One of the most common violations was dirty ice machines or ice bins. An inspection at Cowabunga Bay took it to a new level though, citing “the ice machine is unclean with deposits of pink slime mold.”

“Bacteria likes to be where it’s dark and moist,” Shaffer said. “It's an ice machine so it grows prolifically in the cracks and crevices of an ice machine.”

Another common violation at all the stadiums and venues and potentially the most dangerous was “food not being stored at the correct temperature.”

“Sometimes we see temperature violations and that could get someone very sick,” Shaffer said.

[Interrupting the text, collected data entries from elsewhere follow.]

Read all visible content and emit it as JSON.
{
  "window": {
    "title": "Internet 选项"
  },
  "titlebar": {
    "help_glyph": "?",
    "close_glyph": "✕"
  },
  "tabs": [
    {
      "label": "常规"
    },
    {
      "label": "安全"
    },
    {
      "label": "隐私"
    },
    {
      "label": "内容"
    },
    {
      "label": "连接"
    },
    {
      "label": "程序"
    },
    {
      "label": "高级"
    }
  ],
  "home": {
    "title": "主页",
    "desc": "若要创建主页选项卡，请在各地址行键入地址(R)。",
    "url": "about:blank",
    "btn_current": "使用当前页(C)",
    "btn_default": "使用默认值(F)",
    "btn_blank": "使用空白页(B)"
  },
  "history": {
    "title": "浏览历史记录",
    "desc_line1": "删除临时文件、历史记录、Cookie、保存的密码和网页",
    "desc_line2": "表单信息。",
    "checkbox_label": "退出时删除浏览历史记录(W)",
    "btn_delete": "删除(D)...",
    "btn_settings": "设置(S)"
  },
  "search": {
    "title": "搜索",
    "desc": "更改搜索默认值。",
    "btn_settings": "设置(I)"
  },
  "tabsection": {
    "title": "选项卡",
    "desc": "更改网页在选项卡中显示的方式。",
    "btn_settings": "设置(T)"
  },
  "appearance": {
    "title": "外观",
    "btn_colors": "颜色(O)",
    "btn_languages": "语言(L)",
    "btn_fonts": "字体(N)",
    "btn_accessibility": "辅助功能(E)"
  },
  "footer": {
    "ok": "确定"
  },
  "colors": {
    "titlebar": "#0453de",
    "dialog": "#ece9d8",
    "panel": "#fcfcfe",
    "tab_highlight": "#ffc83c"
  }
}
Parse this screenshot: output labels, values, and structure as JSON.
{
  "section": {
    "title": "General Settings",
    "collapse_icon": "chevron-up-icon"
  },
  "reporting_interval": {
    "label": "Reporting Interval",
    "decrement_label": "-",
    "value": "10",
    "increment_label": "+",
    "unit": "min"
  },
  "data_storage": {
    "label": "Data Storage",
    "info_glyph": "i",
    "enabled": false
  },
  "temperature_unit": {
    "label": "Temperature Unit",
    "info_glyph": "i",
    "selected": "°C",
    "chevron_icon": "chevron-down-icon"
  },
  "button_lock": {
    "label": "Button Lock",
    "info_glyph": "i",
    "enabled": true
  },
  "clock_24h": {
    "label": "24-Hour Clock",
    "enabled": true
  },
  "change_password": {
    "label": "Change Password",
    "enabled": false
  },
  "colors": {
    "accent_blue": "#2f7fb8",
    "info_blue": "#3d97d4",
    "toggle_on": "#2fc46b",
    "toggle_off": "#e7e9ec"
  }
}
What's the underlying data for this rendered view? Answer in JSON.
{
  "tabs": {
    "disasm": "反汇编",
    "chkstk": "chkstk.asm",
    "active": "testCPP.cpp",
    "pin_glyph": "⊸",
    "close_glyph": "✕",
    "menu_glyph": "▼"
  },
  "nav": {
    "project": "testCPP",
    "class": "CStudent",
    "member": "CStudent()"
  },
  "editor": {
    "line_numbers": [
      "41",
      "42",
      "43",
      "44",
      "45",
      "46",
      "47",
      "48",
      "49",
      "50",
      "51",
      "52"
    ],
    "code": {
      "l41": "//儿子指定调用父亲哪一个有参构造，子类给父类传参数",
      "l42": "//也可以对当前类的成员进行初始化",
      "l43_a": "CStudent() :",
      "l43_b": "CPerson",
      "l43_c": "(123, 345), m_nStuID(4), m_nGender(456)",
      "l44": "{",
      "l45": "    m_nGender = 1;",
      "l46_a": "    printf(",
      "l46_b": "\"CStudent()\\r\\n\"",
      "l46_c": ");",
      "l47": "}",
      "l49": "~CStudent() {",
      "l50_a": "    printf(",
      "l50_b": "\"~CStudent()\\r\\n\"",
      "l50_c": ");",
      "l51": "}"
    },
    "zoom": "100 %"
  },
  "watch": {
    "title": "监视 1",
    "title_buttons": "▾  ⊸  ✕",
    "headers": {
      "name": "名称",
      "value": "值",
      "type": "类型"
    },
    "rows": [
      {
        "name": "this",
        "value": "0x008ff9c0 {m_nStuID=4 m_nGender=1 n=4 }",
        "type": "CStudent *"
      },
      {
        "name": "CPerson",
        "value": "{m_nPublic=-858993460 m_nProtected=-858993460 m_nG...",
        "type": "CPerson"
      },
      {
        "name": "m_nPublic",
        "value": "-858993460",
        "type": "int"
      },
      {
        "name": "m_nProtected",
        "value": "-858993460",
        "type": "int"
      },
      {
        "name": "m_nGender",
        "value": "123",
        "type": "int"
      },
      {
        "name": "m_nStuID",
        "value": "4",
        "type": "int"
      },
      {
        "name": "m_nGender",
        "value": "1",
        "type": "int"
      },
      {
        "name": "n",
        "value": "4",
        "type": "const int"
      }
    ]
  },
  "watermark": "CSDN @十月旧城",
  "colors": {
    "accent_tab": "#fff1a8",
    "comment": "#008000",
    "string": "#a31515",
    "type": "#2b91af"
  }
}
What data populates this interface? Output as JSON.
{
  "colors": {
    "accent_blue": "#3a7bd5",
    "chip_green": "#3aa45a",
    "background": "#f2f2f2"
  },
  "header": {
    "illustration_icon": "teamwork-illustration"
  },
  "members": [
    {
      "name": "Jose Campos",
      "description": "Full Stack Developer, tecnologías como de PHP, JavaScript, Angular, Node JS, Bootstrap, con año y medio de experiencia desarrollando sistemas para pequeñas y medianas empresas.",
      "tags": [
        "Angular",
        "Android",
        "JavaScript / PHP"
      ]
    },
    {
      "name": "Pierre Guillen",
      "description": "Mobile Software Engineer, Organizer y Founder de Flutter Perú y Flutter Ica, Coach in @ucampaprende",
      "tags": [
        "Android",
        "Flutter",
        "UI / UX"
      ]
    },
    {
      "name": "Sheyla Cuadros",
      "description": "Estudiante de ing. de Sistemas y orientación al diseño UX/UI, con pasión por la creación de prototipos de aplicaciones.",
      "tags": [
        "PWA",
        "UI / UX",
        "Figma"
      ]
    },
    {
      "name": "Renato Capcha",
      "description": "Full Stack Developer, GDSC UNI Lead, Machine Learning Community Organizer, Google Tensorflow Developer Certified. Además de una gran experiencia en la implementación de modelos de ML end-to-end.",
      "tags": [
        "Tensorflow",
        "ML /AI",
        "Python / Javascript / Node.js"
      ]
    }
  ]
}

So how did the venues stack up against each other? Since every county’s health department has a different system, KSL ranked* eight locations in Salt Lake County to compare apples to apples. Here’s how they fared:

  • Vivint Smart Home Arena: 6.24
  • Rio Tinto Stadium: 8.25
  • Smith’s Ballpark: 8.44
  • Rice-Eccles Stadium: 9.33
  • Hogle Zoo: 14.42
  • Maverick Center: 14.95
  • USANA Amphitheater: 16.8
  • Cowabunga Bay: 29.85

(*Average individual inspection score; more violated led to a higher score)

Quick disclaimer, while Vivint Smart Home Arena had the best overall average scores, it also only had two years worth of data versus five because of new ownership. One location at the arena had one of the worst overall inspection scores and that was Cubby’s. But Shaffer chalks that up to a learning curve.

“A lot of their violations came from just the mass amount of people they were trying to serve,” she said.

All in all, health inspectors say Utah’s stadiums and venues are very clean and very safe, as far as food goes. But as a consumer, there are two main things you should watch for:

“Handwashing and bare hand contact,” said Shaffer. “If someone is handling your corndog with their bare hands, ask for another one.”

The Salt Lake County Health Department has all of its inspections online for every stadium and restaurant, so you can always check them out and decide for yourself if you want to eat there.